Housing loan market has been growing in India at a phenomenal rate. Number of borrowers and the amounts borrowed have been ballooning at an unprecedented pace. Since loan amounts are high and the tenures long, given the uncertainty of life, there is a definite necessity to insure the housing loans.
The good news is that the banks / financial institutions generally provide Home Loan Insurance along with the home loans. In many cases, it is offered free of cost (the actual cost of this insurance having been included in the home loan cost). In any case, the cost not been high, it is worth having a home loan insurance. The main advantage of this insurance is the peace of mind and a sense of security it brings to the whole family of the insured.
In case of unfortunate death of the home loan borrower, the burden of repayments of loan falls on the family. This is a double jeopardy for the family, as the family has not only lost its bread winner but now also has to repay the loans which it may not be a in a position to repay. The result is foreclosure of property and eviction etc.
But, in case the borrower has taken a home loan insurance, the insurance company repays the home loan in the event of the borrower's death prior to full repayment of loan. Thus the bank / HFC is prevented from taking over the property from the surviving family members.

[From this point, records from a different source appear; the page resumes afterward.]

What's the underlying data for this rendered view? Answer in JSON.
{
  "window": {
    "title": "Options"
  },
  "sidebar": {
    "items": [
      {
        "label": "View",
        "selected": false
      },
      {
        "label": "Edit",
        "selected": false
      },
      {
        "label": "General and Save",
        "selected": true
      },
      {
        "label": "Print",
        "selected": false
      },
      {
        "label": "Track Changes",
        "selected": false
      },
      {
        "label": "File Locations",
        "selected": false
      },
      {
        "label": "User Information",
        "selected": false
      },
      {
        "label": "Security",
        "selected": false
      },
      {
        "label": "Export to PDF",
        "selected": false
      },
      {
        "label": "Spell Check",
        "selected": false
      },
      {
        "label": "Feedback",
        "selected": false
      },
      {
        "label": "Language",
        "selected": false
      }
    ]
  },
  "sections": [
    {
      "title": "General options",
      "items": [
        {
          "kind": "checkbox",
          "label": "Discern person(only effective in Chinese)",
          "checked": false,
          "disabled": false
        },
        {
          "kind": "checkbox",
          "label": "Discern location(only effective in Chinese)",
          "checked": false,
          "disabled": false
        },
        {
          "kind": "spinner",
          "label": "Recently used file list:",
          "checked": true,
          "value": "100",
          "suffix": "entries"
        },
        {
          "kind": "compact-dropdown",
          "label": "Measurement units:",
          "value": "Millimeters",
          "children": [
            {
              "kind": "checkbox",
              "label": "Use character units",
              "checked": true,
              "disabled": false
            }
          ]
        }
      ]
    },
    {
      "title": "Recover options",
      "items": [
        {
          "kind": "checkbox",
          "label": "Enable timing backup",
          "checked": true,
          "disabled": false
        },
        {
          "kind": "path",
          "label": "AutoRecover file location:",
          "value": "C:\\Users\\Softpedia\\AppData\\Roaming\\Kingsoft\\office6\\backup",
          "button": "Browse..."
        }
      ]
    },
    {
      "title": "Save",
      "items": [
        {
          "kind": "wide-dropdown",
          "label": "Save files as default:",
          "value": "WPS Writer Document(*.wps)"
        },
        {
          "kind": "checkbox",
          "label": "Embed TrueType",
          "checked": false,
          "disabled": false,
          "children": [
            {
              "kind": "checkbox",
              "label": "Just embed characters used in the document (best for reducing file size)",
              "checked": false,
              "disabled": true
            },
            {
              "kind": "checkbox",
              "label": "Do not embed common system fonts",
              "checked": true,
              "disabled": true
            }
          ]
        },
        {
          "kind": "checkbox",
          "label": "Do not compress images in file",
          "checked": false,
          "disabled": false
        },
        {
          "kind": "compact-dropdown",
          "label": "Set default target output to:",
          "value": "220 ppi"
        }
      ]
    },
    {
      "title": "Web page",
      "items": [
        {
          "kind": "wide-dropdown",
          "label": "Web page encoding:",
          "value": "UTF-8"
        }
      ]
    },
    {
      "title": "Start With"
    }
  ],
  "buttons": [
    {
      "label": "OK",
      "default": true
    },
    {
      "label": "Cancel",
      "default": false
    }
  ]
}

As the loan amount increases, so does the repayment amount which is determined in the form of Equated Monthly Installments (EMIs). This necessitates the purchase of home loan insurance.
Most banks / HFCs have an insurance arm and have tied up with insurers to provide this type of insurance cover. This is a sort of Term insurance wherein the amount covered becomes payable only upon the death of the borrower. In case the borrower survives the tenure of the home loan, the insurance cover lapses and the insured does not get back any money. Accordingly, just as in case of any other term insurance policy, the premium is very nominal. Moreover. These are generally single premium covers, i.e. the insurance premium is payable only once - at the time of buying the policy.
Any home loan borrower, who does not go for this insurance cover at the time of applying for a loan, may take the insurance cover at any point of time. However, if the cover is taken at the time of applying for the loan, the cost of cover is substantially lower. Also the borrower has the opportunity to negotiate with the home loan provider.